Thursday, April 29, 2010

Coming Home

Okay, so the organization of this blog has become non-existent, but oh well.  There will be time to clean it up later.  I am sitting in the airport in Rome waiting to board our flight.  We are leaving here an hour later than scheduled, but had a four hour lay-over in Atlanta so we should be fine.  I am going to add a bit that I wrote about Florence to this post.  I know I have missed a few days in between, but that will have to come later.




April 27, 2010

Full Day in Florence

This morning we headed into Florence to see something I have been dreaming about since college. Michelangelo's David. I took a lot of Art History classes at UCSB and that is really when my desire to come to Italy began. The first few days of this trip in Rome I got to see so many of the things that first inspired me. But I had to wait until today to see David. But oh was it worth the wait!
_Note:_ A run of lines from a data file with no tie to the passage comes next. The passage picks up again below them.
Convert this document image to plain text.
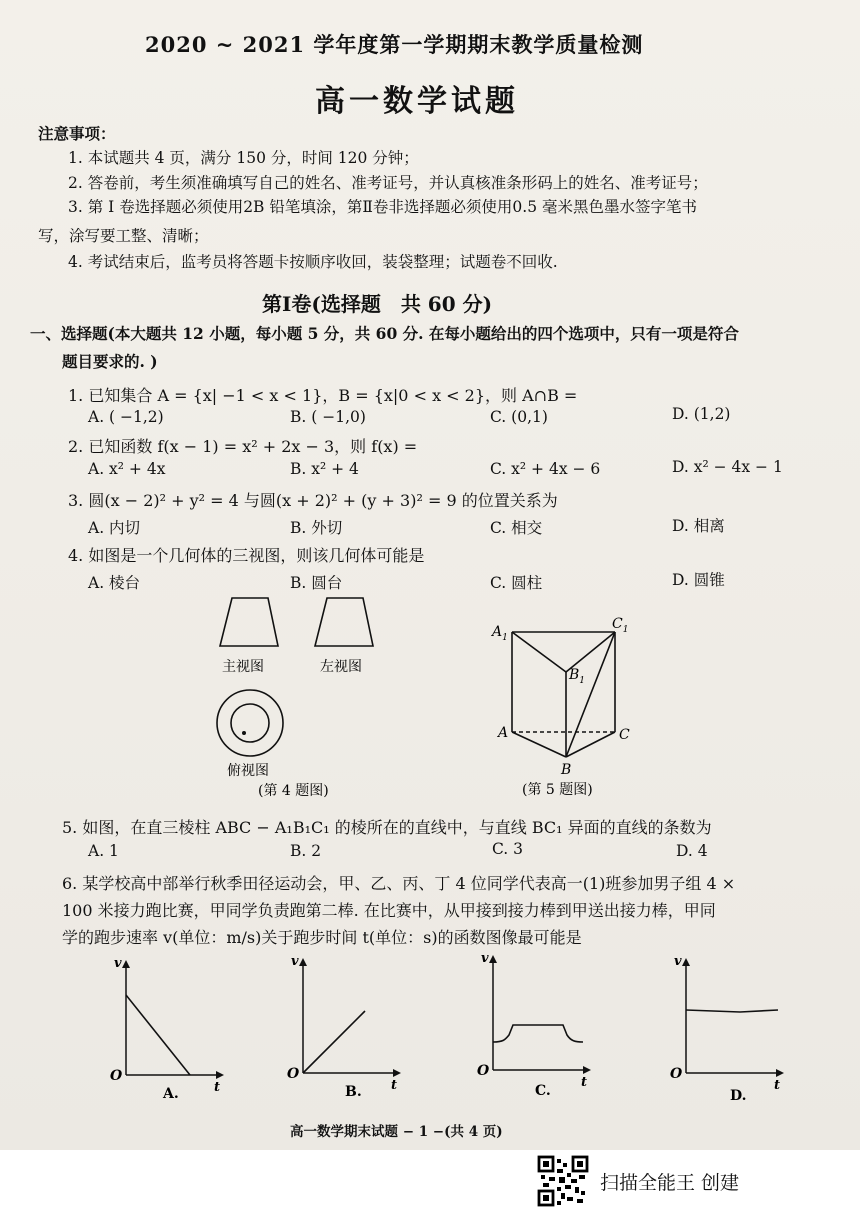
2020 ~ 2021 学年度第一学期期末教学质量检测
高一数学试题
注意事项：
1. 本试题共 4 页，满分 150 分，时间 120 分钟；
2. 答卷前，考生须准确填写自己的姓名、准考证号，并认真核准条形码上的姓名、准考证号；
3. 第 Ⅰ 卷选择题必须使用2B 铅笔填涂，第Ⅱ卷非选择题必须使用0.5 毫米黑色墨水签字笔书
写，涂写要工整、清晰；
4. 考试结束后，监考员将答题卡按顺序收回，装袋整理；试题卷不回收.
第Ⅰ卷(选择题　共 60 分)
一、选择题(本大题共 12 小题，每小题 5 分，共 60 分. 在每小题给出的四个选项中，只有一项是符合
题目要求的. )
1. 已知集合 A = {x| −1 < x < 1}，B = {x|0 < x < 2}，则 A∩B =
A. ( −1,2)	B. ( −1,0)	C. (0,1)	D. (1,2)
2. 已知函数 f(x − 1) = x² + 2x − 3，则 f(x) =
A. x² + 4x	B. x² + 4	C. x² + 4x − 6	D. x² − 4x − 1
3. 圆(x − 2)² + y² = 4 与圆(x + 2)² + (y + 3)² = 9 的位置关系为
A. 内切	B. 外切	C. 相交	D. 相离
4. 如图是一个几何体的三视图，则该几何体可能是
A. 棱台	B. 圆台	C. 圆柱	D. 圆锥
主视图	左视图
俯视图
(第 4 题图)
$A_1$
$C_1$
$B_1$
A	C
B
(第 5 题图)
5. 如图，在直三棱柱 ABC − A₁B₁C₁ 的棱所在的直线中，与直线 BC₁ 异面的直线的条数为
A. 1	B. 2	C. 3	D. 4
6. 某学校高中部举行秋季田径运动会，甲、乙、丙、丁 4 位同学代表高一(1)班参加男子组 4 ×
100 米接力跑比赛，甲同学负责跑第二棒. 在比赛中，从甲接到接力棒到甲送出接力棒，甲同
学的跑步速率 v(单位：m/s)关于跑步时间 t(单位：s)的函数图像最可能是
v
t
O
A.
v
t
O
B.
v
t
O
C.
v
t
O
D.
高一数学期末试题 − 1 −(共 4 页)
扫描全能王 创建
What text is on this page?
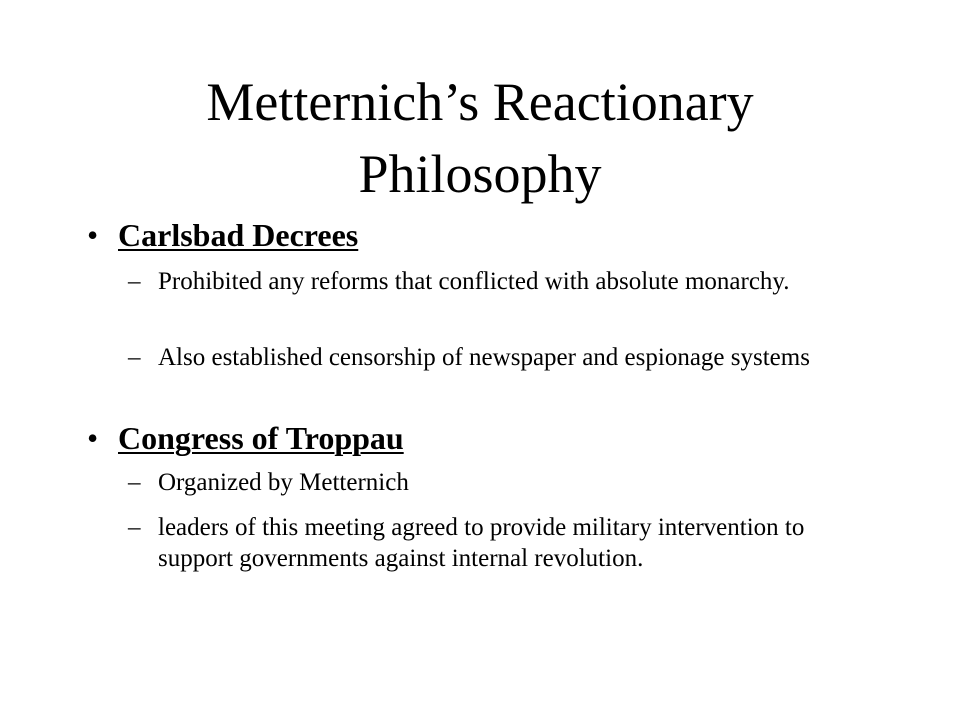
Metternich’s Reactionary
Philosophy
• Carlsbad Decrees
– Prohibited any reforms that conflicted with absolute monarchy.
– Also established censorship of newspaper and espionage systems
• Congress of Troppau
– Organized by Metternich
– leaders of this meeting agreed to provide military intervention to support governments against internal revolution.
We met a local guide at the Academia museum. I was disappointed to find out we were not allowed to take pictures, but it allowed me more time to just stare. The statue of David is over 17 feet tall. He is at the end of a room that also has some unfinished works by Michelangelo. These are blocks of marble with partial statues working their way out of them. When I turned the corner and first saw the statue my breath was taken away. The size of the statue is amazing. The longer I looked at him the more real he seemed. It seemed that at any moment he would turn his head and look me right in the eyes. As I stared it began to seem as if I could see his chest rise and fall with his breathing. The detail in that statue is amazing! His fingernails and the veins in his hands all seem so real.

I am intrigued to learn more about Michelangelo because he is one of the few artists who carved statues without making a model out of plaster first or using a live model. He was a true genius who could see the statue inside the block of marble and somehow remove the marble that didn't belong. He carved the David when he was 27 years old in only 18 months. Amazing!

After the museum the local guide walked us around Florence. It was not as crowded or busy as Milan, but it definitely had a big city feel to it. When I wandered around on my own later I found what must have been the area where a lot of the students live. There were a ton of English speaking college age kids around. I thought a lot of Nicole, who must have walked the same areas with her friends when she lived there during college.

Once the tour with the local guide was over Heidi showed us a gold and leather shop. Those are the things Florence is most famous for. The person giving the demonstration in the gold shop started talking and I was surprised by the sound of her voice. She was clearly American, but I was startled to find that her voice sounded familiar, but very odd, to my ears. I know everyone thought I would come home speaking like an Italian. It turns out however, that I am instead coming home with the sounds of my Australian tour mates and Heidi's Belgian accent rattling around in my brain.